Reputation: 861
I am trying to split a string and put it into a vector
however, I also want to keep an empty token whenever there are consecutive delimiter:
For example:
string mystring = "::aa;;bb;cc;;c"
I would like to tokenize this string on :; delimiters but in between delimiters such as :: and ;; I would like to push in my vector an empty string;
so my desired output for this string is:
"" (empty)
aa
"" (empty)
bb
cc
"" (empty)
c
Also my requirement is not to use the boost library.
if any could lend me an idea.
thanks
code that tokenize a string but does not include the empty tokens
void Tokenize(const string& str,vector<string>& tokens, const string& delim)
{
// Skip delimiters at beginning.
string::size_type lastPos = str.find_first_not_of(delimiters, 0);
// Find first "non-delimiter".
string::size_type pos = str.find_first_of(delimiters, lastPos);
while (string::npos != pos || string::npos != lastPos)
{
// Found a token, add it to the vector.
tokens.push_back(str.substr(lastPos, pos - lastPos));
// Skip delimiters. Note the "not_of"
lastPos = str.find_first_not_of(delimiters, pos);
// Find next "non-delimiter"
pos = str.find_first_of(delimiters, lastPos);
}
}
Upvotes: 7
Views: 2371
Reputation: 48675
I have a version using iterators:
std::vector<std::string> split_from(const std::string& s
, const std::string& d, unsigned r = 20)
{
std::vector<std::string> v;
v.reserve(r);
auto pos = s.begin();
auto end = pos;
while(end != s.end())
{
end = std::find_first_of(pos, s.end(), d.begin(), d.end());
v.emplace_back(pos, end);
pos = end + 1;
}
return v;
}
Using your interface:
void Tokenize(const std::string& s, std::vector<std::string>& tokens
, const std::string& delims)
{
auto pos = s.begin();
auto end = pos;
while(end != s.end())
{
end = std::find_first_of(pos, s.end(), delims.begin(), delims.end());
tokens.emplace_back(pos, end);
pos = end + 1;
}
}
Upvotes: 2
Reputation: 65770
You can make your algorithm work with some simple changes. First, don't skip delimiters at the beginning, then instead of skipping delimiters in the middle of the string, just increment the position by one.
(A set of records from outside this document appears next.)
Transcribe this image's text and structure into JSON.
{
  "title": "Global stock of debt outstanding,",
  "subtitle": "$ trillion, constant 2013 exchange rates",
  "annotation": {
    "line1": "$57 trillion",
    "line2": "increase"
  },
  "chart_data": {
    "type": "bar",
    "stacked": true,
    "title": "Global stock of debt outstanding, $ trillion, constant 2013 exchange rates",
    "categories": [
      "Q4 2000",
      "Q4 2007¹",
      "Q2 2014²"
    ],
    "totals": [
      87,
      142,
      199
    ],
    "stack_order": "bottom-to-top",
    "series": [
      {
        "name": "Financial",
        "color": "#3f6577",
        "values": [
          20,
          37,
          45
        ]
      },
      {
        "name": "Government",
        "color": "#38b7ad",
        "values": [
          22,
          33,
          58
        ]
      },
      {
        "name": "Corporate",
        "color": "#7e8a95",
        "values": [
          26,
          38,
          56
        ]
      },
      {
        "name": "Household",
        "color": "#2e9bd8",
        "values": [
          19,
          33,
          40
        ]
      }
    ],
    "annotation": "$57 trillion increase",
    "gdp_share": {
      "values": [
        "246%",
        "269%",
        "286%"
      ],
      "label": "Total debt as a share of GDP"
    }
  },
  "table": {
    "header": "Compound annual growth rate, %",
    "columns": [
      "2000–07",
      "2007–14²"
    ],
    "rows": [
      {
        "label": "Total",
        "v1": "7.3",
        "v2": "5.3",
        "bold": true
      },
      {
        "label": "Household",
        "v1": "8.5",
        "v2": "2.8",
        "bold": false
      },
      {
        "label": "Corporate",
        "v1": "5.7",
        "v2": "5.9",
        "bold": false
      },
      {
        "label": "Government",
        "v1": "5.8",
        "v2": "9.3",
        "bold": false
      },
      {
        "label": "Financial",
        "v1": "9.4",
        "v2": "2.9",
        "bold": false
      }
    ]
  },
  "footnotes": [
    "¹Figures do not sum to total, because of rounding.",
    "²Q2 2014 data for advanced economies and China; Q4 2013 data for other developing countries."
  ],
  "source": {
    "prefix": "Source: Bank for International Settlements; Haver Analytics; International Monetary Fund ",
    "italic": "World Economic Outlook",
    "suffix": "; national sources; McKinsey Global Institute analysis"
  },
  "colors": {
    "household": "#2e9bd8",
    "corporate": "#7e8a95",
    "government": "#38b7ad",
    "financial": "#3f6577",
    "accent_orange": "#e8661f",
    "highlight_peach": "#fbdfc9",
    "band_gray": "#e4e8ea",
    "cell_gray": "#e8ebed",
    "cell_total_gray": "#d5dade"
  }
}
Also, your npos
check should ensure that both positions are not npos
so it should be &&
instead of ||
.
void Tokenize(const string& str,vector<string>& tokens, const string& delimiters)
{
// Start at the beginning
string::size_type lastPos = 0;
// Find position of the first delimiter
string::size_type pos = str.find_first_of(delimiters, lastPos);
// While we still have string to read
while (string::npos != pos && string::npos != lastPos)
{
// Found a token, add it to the vector
tokens.push_back(str.substr(lastPos, pos - lastPos));
// Look at the next token instead of skipping delimiters
lastPos = pos+1;
// Find the position of the next delimiter
pos = str.find_first_of(delimiters, lastPos);
}
// Push the last token
tokens.push_back(str.substr(lastPos, pos - lastPos));
}
Upvotes: 5